Saturday, October 6, 2012

The Bird Had It

Every weekday for the last couple months, every since I moved to the city where the night lights hide the stars, I've had to walk past an Obama campaign office.  I've mused over the little figures of the man and the woman, spray painted onto ye olde style sidewalk in blue and pink, and stylized in that oh-so-familiar way; and I've wondered whether they came with the campaign or were inherited from an earlier occupant of the office.  I've side-stepped to avoid the chalked arrows (also pink and blue, if less highly stylized—an arrow is to begin with that much less complex than a human being to begin with) and chuckled inwardly when the fall rains washed them out every evening after dark.  The arrows lead from the street back into the alley where the office door is located and, along with their obvious ephemorality and with the presence of the little man and the little woman, called to mind the story of Hansel and Gretel.  It was hard not just to taste the windows of the office; I suspected them of being sweet, and I was quite sure that the copy machine made gingerbread men.

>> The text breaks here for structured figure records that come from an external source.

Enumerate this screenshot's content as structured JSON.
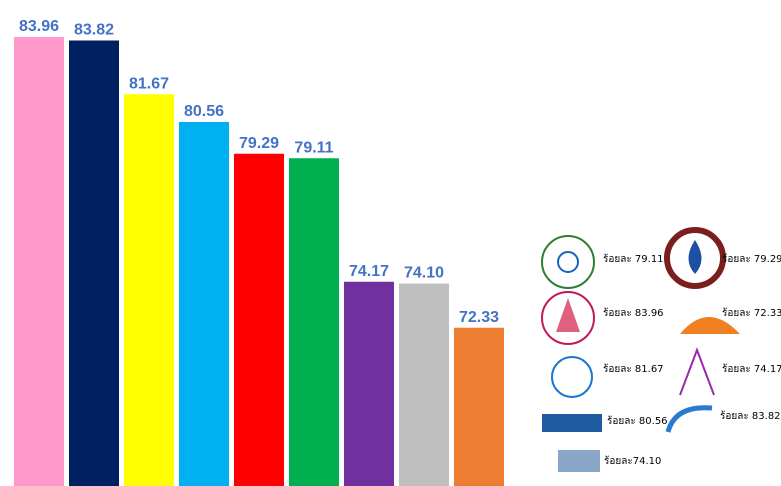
{
  "chart_data": {
    "type": "bar",
    "categories": [
      null,
      null,
      null,
      null,
      null,
      null,
      null,
      null,
      null
    ],
    "values": [
      83.96,
      83.82,
      81.67,
      80.56,
      79.29,
      79.11,
      74.17,
      74.1,
      72.33
    ],
    "value_labels": [
      "83.96",
      "83.82",
      "81.67",
      "80.56",
      "79.29",
      "79.11",
      "74.17",
      "74.10",
      "72.33"
    ],
    "colors": [
      "#ff99cc",
      "#002060",
      "#ffff00",
      "#00b0f0",
      "#ff0000",
      "#00b050",
      "#7030a0",
      "#bfbfbf",
      "#ed7d31"
    ],
    "ylim": [
      66,
      85.44
    ],
    "annotations": [
      "ร้อยละ 79.11",
      "ร้อยละ 79.29",
      "ร้อยละ 83.96",
      "ร้อยละ 72.33",
      "ร้อยละ 81.67",
      "ร้อยละ 74.17",
      "ร้อยละ 80.56",
      "ร้อยละ 83.82",
      "ร้อยละ74.10"
    ]
  }
}
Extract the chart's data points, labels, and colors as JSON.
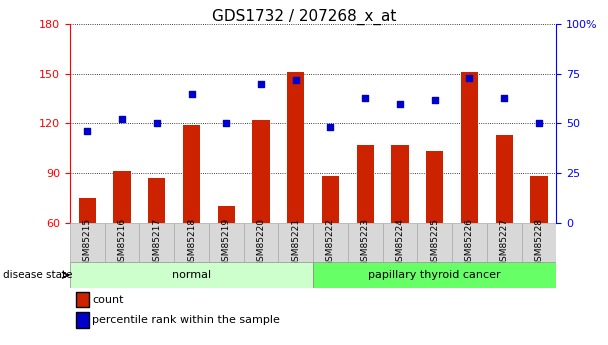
{
  "title": "GDS1732 / 207268_x_at",
  "samples": [
    "GSM85215",
    "GSM85216",
    "GSM85217",
    "GSM85218",
    "GSM85219",
    "GSM85220",
    "GSM85221",
    "GSM85222",
    "GSM85223",
    "GSM85224",
    "GSM85225",
    "GSM85226",
    "GSM85227",
    "GSM85228"
  ],
  "counts": [
    75,
    91,
    87,
    119,
    70,
    122,
    151,
    88,
    107,
    107,
    103,
    151,
    113,
    88
  ],
  "percentiles": [
    46,
    52,
    50,
    65,
    50,
    70,
    72,
    48,
    63,
    60,
    62,
    73,
    63,
    50
  ],
  "ylim_left": [
    60,
    180
  ],
  "ylim_right": [
    0,
    100
  ],
  "yticks_left": [
    60,
    90,
    120,
    150,
    180
  ],
  "yticks_right": [
    0,
    25,
    50,
    75,
    100
  ],
  "groups": [
    {
      "label": "normal",
      "start": 0,
      "end": 7,
      "color": "#ccffcc"
    },
    {
      "label": "papillary thyroid cancer",
      "start": 7,
      "end": 14,
      "color": "#66ff66"
    }
  ],
  "bar_color": "#cc2200",
  "dot_color": "#0000cc",
  "bg_color": "#d8d8d8",
  "bar_width": 0.5,
  "disease_state_label": "disease state",
  "legend_count": "count",
  "legend_percentile": "percentile rank within the sample",
  "title_fontsize": 11,
  "tick_fontsize": 8,
  "sample_fontsize": 6.5
}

That was last week.  This week I found a dead chickadee on the sidewalk.  It was lying on its side, pitifully small and damp, washed up in the same diluvian rain that had wiped out the chalked arrow signs.  I thought it was an omen—of what, I wasn't sure.

Well, now I know.


How did this happen?  In ten reasons or less:

1. Red Striped Tie was clearly going to dominate the Blue Spotted Tie.  They lied to you in school: in political terms blue is a girl's color, a liberal color (and recently reported psychological research has identified the liberal personality as more feminine [and the libertarian as more masculine {which should suprise no one (and makes conservativsm the happy medium [and we all know what Aristotle would say about that])}]).  Red is just more forceful, more type A; red stripes are supremely so.  The only thing Obama could have done worse would have been to pull out the Earth Tones.

2. Romney began with a plan.  Obama began with—remind me again?  Oh yes, with a shoutout to the First Lady, of which more later.

3. Romney likes Big Bird; Obama likes Obamacare.

4. Romney smiled; Obama smirked; Romney gazed; Obama shied.

5. Romney corrected Obama, while Obama attacked Romney.  Each was critical of the other, but the way they criticized each other was different.  Underdogs attack; professors correct.  Which leads me to the next point, namely ...

6. Obama got schooled on economics.  It doesn't matter much for the analysis of the debate whose version of the Wall Street debacle was correct: Romney had a coherent narrative about what happened, while Obama had negative comments.  In fact, Romney's narrative overall was more encompassing, as was especially evident in the way ...

7. Romney reached out to the other side.  Both men claim to be good at the bipartisan thing; and again, one can agree or disagree about the wisdom, prudence, and nobility of professing that attitude.  But Obama simply makes the claim that he is, has been, or will be bipartisan.  Romney spoke in a bipartisan way, admitting the necessity of regulations, educational systems, health care, etc.  You the Liberal might not have liked his policies of federalism, but you felt at least that he understood and cared about the things that concerned you.  He embraced your issues.

8. Romney won the Best Description of how to be bipartisan as well.  Obama: "A fight we needed to have."  Romney: "Not because we're going to compromise our principles, but because we have common ground. ... Both love America."

9. At the same time, Romney kept the conservative rhetoric.  "Too Big to Fail" was a great, damning line to use.  The China critereon ("Is the program so critical that it's worth borrowing money from China to pay for it?") was even better.

10. But the real reason Obama lost was that he was unhappy.  You didn't have to look hard to see it—it was just there, written all over him.

Why?  Thursday morning the Office Receptionist and I mused over the coffee pot.  Specifically, we mused over Obama's appropriately uxorious reference to his wedding anniversary, and his promise to his wife: "Next year we won't be celebrating it in front of forty million people."  We mused, and we imagined.  We imagined the conversation that went on in the White House Sunday night.
"You mean to tell me you are the leader of the Free World, and you can't move the debate to Tuesday night?"

No offense to the lady: I probably would have said the same.